Working in insurance requires such a broad range of skills.

For example, if you are an underwriter, you need to understand contract wordings, the processes and features of organisations you insure and be able to apply risk judgement to those.

Actuarial and pricing teams need to have an aptitude for deep analytical science.

In claims we have people who can understand and support large scale reconstruction or legal issues and deal empathetically with people at difficult times.

And, of course, in a fast-moving environment with an intangible product, we have to have great support across technology skills, organisational skills and functions and so on.

More broadly, we live in a world where risk is constantly evolving.

Finally, we are a people industry, based on doing good – putting people and organisations back on their feet and enabling their lives and professions – and, ultimately, selling a promise.

When you reflect on all that, it is still strange that the boring reputation persists outside the industry – even if it is rare inside it.

Clint Milnes, chief information officer, Winn Group

One of the strangest misconceptions is that getting a fraudulent insurance claim paid is risk free, victimless and as easy as making up a wild story without any supporting evidence.

Some people mistakenly believe that insurance companies and accident management companies can be gullible and accept a claim with little or no investigation. All they need to do is come up with an elaborate and imaginative narrative to receive a payout.

Clint Milnes, chief information officer, Winn Group

Clint Milnes

In reality, insurers and their accident management partners have fraud detection as a high priority.

Both use their experience as well as claims adjusters, investigators and legally trained employees who are skilled at identifying inconsistencies and false information.

Claimants can be surprised at the vigour in pursuing documentation and evidence, as well as a detailed account of the incident.

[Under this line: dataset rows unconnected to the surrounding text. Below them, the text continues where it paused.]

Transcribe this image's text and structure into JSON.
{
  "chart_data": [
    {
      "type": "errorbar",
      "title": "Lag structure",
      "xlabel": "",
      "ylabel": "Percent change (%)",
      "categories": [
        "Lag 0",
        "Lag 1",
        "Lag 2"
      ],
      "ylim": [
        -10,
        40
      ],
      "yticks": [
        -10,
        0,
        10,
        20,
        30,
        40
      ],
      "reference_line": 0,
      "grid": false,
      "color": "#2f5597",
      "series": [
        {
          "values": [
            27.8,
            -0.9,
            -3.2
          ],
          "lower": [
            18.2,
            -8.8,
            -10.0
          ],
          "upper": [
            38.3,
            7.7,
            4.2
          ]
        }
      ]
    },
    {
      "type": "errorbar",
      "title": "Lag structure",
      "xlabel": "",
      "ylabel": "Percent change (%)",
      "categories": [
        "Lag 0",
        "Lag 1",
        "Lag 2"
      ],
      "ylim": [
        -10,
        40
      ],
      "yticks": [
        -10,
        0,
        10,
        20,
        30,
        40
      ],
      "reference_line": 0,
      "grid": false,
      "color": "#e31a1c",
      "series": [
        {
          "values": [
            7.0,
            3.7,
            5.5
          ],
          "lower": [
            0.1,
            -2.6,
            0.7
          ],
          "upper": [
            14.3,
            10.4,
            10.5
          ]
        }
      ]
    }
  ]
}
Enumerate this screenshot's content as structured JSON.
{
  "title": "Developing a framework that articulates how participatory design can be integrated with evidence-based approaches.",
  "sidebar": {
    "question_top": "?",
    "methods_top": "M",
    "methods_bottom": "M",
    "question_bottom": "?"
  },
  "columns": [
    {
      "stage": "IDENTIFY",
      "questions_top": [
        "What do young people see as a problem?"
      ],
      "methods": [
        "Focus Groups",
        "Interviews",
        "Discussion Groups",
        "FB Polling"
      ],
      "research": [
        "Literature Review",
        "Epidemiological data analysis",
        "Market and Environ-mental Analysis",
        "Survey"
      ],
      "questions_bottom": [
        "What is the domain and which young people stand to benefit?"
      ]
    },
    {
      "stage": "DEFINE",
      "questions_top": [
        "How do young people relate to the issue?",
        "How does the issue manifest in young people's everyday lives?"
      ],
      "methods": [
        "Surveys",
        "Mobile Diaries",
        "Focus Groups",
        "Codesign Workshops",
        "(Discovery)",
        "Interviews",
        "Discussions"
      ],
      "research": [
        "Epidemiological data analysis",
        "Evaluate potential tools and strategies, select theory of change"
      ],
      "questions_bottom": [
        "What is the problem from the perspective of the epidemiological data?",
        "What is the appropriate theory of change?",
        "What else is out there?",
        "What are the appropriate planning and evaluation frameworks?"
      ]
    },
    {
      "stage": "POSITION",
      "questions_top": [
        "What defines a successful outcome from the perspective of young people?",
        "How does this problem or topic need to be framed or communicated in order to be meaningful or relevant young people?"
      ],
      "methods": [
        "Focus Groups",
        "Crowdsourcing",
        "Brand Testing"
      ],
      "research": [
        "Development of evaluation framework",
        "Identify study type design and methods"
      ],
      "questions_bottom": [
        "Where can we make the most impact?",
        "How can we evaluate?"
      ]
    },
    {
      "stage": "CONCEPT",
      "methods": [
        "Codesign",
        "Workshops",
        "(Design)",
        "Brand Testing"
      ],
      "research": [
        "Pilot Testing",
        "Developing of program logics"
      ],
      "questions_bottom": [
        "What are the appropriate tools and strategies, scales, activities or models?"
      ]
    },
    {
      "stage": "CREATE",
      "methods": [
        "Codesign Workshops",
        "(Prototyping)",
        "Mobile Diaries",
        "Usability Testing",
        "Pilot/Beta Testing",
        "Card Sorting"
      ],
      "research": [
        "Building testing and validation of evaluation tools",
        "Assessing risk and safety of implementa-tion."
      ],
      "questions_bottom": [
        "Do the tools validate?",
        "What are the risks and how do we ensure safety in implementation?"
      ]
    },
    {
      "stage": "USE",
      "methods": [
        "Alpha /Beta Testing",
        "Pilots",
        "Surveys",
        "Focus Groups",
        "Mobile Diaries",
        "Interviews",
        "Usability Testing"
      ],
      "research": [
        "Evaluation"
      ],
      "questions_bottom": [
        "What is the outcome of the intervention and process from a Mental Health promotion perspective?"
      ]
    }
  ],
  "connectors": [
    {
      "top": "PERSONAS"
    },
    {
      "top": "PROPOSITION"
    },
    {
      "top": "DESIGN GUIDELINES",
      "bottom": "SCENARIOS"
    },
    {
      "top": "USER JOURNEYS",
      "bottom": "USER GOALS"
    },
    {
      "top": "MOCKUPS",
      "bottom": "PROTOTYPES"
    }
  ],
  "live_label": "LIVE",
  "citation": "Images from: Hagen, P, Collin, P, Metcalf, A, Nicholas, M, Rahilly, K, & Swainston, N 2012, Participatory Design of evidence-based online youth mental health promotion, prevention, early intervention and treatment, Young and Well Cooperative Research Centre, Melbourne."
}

Attempting to commit insurance fraud is illegal and can have serious consequences, including the denial of the claim, the cancellation of the policy and legal action.

The courts’ use of fundamental dishonesty to award costs and fines against fraudsters has been helpful and added another potential deterrent to discourage insurance fraud.

This strange misconception is one that insurers and accident management companies must continue to work hard to turn into a myth.

Reg Brown, chairman, Insurance Museum

Reg Brown

Reg Brown

For those of us who have spent their entire career in insurance, the strangest misconception we’ve heard is that insurance is boring.

Colleagues at the Insurance Museum recently gave a talk at a conference organised by Middlesex University.

At the start of our talk, we asked the audience two questions – do you think insurance is boring? And do you think it is interesting?

Unsurprisingly, a large number – certainly a majority – put their hands up to confirm they thought it was boring.

Only a few abstained or found it interesting.

At the end of our talk, we asked the same questions.

Nobody put their hands up for boring. That only goes to show that members of the public do not understand what we do and how important we are to society and the economy at large.

It also shows that we can change perceptions if we can gain their attention.

Putting it quite simply, we have not done enough to explain what we do.

That’s what we at the Insurance Museum intend to change. We plan to establish a world class insurance visitor and information centre in EC3, City of London, supported by a museum and research library.